Hybrid retrieval fuses BM25 and dense rankings with Reciprocal Rank Fusion (RRF). Dense is opt-in: pip install largestack[rag] for sentence-transformers, or pass your own embed_fn.

Methods

Method Returns Notes
retrieve(query, top_k=None) list[dict] {"text", "score", "index"} (+"rerank_score" if reranking)
build_context(query, top_k=None) str retrieved chunks joined as [Source 1] ... [Source 2] ...
as_tool() @tool a search_knowledge(query) tool you can hand to an Agent
ingest(documents) chunk + (re)index more documents
print(rag.build_context("refund window"))
# [Source 1] Refunds are available within 30 days of purchase.

tool = rag.as_tool()        # name: "search_knowledge" — pass to Agent(tools=[tool])

Reranking (opt-in)

Pass a Reranker to re-score retrieved candidates for precision. The default keyword mode (TF-IDF + n-gram overlap) needs no extra deps; other modes are opt-in.
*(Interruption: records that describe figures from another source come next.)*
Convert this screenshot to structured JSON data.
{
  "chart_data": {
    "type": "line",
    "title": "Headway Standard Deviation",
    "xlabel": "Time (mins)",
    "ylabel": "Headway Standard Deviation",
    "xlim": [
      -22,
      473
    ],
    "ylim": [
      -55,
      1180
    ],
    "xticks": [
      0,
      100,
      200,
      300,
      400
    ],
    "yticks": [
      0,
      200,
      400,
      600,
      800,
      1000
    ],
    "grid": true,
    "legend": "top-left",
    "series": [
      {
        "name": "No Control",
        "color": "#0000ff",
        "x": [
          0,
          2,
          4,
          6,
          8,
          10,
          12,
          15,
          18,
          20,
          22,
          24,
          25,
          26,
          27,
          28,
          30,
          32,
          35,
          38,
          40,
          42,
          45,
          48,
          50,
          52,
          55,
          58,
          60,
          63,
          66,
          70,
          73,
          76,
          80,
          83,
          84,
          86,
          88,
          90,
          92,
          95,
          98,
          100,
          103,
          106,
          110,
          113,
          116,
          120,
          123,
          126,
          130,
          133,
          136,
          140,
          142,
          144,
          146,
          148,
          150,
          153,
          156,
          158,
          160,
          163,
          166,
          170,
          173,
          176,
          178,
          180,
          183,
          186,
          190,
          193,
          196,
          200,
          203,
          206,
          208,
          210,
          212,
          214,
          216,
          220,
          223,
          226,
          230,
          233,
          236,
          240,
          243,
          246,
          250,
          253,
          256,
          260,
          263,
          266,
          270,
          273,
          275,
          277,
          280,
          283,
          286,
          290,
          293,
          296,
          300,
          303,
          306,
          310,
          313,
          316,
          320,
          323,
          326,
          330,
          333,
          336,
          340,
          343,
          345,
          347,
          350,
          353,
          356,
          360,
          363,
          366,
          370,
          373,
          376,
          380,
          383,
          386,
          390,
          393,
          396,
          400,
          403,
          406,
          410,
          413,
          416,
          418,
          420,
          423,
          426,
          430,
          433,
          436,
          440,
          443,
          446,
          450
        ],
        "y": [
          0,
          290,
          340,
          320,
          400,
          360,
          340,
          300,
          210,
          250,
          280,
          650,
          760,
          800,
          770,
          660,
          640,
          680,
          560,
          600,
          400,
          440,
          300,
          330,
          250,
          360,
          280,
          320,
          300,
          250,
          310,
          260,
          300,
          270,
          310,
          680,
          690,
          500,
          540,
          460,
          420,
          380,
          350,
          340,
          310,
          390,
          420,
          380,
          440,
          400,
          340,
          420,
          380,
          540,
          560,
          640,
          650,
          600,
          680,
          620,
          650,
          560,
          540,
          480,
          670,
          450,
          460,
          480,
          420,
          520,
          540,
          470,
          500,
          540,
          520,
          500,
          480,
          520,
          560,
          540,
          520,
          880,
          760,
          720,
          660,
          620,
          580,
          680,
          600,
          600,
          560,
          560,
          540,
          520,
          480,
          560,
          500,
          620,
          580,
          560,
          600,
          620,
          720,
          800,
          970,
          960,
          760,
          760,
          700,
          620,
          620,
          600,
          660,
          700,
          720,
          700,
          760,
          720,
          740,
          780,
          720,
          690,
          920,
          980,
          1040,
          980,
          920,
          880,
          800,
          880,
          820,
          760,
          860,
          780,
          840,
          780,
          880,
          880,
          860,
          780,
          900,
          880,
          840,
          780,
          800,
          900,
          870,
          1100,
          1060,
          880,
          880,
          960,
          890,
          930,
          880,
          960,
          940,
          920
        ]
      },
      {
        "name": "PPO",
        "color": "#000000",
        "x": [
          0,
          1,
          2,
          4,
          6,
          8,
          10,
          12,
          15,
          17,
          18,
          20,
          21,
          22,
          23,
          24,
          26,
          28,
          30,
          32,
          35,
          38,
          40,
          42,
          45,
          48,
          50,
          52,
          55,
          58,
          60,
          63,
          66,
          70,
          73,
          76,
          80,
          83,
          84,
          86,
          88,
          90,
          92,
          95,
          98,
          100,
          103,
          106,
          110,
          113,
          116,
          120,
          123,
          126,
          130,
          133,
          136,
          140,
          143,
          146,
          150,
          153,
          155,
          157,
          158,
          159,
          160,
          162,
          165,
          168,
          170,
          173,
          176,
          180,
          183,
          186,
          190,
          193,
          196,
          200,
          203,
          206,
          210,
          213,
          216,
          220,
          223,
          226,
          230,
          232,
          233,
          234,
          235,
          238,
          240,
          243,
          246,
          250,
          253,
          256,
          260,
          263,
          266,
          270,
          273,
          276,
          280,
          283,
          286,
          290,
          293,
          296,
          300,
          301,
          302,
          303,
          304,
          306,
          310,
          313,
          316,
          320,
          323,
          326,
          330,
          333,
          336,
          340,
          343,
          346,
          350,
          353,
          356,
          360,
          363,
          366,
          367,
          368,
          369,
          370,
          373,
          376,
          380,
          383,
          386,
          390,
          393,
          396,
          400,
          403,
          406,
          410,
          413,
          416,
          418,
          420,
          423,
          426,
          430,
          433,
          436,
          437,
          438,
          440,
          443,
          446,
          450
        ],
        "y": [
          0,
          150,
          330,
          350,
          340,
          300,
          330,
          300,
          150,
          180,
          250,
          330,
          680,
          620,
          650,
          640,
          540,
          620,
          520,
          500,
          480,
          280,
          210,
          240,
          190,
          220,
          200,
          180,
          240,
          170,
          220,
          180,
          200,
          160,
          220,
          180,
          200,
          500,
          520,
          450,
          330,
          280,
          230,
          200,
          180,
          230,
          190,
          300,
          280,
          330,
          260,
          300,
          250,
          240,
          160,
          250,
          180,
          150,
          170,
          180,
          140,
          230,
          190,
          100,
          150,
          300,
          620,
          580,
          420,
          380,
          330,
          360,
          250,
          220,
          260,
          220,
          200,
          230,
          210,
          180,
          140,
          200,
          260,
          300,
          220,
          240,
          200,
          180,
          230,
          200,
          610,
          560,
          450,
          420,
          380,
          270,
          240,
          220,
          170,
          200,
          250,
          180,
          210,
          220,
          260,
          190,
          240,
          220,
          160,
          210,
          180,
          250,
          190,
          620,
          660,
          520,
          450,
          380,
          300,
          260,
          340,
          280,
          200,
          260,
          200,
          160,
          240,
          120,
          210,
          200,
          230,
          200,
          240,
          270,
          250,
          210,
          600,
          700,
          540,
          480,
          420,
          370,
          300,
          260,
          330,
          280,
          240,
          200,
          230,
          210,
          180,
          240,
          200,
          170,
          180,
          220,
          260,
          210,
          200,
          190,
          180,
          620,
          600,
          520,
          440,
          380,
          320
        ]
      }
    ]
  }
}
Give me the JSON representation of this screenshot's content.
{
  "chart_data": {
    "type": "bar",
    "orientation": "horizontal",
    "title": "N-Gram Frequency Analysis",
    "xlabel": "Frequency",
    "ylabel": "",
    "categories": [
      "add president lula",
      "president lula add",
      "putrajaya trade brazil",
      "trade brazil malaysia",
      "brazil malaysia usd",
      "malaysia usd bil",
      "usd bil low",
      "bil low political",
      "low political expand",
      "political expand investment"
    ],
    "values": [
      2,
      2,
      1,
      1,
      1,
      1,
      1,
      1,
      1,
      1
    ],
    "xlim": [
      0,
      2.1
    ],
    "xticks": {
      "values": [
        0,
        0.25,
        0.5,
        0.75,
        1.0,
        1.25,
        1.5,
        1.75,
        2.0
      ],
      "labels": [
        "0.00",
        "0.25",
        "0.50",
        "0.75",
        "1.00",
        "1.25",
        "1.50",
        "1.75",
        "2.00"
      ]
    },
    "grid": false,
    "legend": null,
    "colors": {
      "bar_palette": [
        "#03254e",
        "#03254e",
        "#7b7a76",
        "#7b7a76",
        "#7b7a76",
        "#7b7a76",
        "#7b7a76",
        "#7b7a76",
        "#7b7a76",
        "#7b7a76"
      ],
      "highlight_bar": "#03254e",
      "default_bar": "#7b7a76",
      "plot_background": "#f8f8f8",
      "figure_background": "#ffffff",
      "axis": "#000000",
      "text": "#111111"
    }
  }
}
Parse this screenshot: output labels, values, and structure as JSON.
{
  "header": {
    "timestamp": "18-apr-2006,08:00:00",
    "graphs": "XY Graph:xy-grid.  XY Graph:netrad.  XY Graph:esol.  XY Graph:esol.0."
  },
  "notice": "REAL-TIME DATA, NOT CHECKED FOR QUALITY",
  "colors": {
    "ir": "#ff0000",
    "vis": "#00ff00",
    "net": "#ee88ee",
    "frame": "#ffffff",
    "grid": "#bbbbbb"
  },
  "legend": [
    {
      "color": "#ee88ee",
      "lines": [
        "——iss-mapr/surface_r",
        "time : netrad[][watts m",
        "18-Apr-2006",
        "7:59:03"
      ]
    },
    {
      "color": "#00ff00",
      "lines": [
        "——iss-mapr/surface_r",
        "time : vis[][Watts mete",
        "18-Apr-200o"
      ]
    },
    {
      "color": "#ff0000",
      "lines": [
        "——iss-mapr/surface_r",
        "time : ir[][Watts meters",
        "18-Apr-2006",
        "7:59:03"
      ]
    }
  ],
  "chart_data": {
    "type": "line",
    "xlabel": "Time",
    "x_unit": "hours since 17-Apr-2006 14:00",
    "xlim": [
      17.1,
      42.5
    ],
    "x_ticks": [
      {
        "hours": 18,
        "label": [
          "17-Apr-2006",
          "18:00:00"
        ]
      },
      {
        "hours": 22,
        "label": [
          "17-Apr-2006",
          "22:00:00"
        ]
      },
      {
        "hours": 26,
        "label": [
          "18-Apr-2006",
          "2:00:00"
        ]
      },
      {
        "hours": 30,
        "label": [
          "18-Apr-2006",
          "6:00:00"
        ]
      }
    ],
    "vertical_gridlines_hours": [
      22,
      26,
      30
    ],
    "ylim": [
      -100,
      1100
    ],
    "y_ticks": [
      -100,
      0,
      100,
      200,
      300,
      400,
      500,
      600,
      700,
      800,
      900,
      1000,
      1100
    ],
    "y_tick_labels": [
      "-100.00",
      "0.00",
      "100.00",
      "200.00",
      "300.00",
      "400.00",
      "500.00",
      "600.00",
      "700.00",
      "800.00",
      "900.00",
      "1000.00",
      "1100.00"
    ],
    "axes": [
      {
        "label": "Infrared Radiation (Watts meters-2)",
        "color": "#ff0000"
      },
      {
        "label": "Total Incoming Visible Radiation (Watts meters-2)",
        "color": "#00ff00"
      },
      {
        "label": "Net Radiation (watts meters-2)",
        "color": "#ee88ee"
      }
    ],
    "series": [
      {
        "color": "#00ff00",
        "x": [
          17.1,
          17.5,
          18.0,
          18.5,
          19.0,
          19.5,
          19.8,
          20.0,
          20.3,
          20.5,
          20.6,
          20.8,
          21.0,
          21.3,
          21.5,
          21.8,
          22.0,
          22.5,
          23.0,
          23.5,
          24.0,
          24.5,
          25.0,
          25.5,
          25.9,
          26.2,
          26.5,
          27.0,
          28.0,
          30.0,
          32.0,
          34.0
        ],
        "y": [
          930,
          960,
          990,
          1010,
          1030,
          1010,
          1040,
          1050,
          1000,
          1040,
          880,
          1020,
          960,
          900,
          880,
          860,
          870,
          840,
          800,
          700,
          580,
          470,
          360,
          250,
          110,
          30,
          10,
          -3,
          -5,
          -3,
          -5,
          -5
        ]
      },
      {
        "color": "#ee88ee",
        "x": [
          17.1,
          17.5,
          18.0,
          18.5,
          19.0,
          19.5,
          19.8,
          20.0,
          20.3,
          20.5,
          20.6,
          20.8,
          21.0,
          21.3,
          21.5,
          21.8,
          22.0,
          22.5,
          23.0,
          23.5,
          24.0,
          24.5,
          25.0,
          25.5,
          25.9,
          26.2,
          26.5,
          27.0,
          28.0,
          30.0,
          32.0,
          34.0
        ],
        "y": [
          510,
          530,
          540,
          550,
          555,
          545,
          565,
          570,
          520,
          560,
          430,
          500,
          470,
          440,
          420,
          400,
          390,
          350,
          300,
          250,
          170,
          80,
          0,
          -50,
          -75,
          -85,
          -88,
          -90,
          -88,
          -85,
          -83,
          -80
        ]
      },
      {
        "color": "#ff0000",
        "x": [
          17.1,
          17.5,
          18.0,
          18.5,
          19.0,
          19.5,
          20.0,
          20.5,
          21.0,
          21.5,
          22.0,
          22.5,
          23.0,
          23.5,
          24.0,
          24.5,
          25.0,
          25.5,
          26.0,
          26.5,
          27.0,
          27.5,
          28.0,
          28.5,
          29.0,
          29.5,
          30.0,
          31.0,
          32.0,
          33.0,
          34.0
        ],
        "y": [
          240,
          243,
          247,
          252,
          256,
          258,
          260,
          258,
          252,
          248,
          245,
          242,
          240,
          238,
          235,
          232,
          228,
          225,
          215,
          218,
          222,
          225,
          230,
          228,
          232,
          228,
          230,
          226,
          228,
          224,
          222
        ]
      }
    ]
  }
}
from largestack.rag import create_rag
from largestack._rag.reranker import Reranker

rag = create_rag(docs, top_k=2, reranker=Reranker(mode="keyword"))
hits = rag.retrieve("refund window")   # each hit now has a "rerank_score"
mode Backend Deps / auth
"keyword" TF-IDF + n-gram overlap none (default)
"cross_encoder" local BAAI/bge-reranker-v2-m3 sentence-transformers
"cohere" Cohere Rerank API COHERE_API_KEY (or LARGESTACK_COHERE_API_KEY)
"voyage" Voyage AI Rerank API VOYAGE_API_KEY (or LARGESTACK_VOYAGE_API_KEY)
"custom" your custom_fn(query, docs) none

API/model modes fall back to keyword if the key/package is missing.

Citations

For per-sentence citation mapping against trusted sources, use the secure pipeline, which returns grounded answers with citations/sources. See Secure RAG agent.

Vector-store backends

largestack._vectorstores ships 18 adapters that all implement the same async VectorStore interface (upsert / query(vector, top_k, filter) / delete / close), so they're interchangeable. They are not auto-wired into create_ragcreate_rag retrieves over in-memory chunks (BM25, + dense embeddings when enabled). Wire a store in your own code (e.g. embed chunks, upsert, then query per request).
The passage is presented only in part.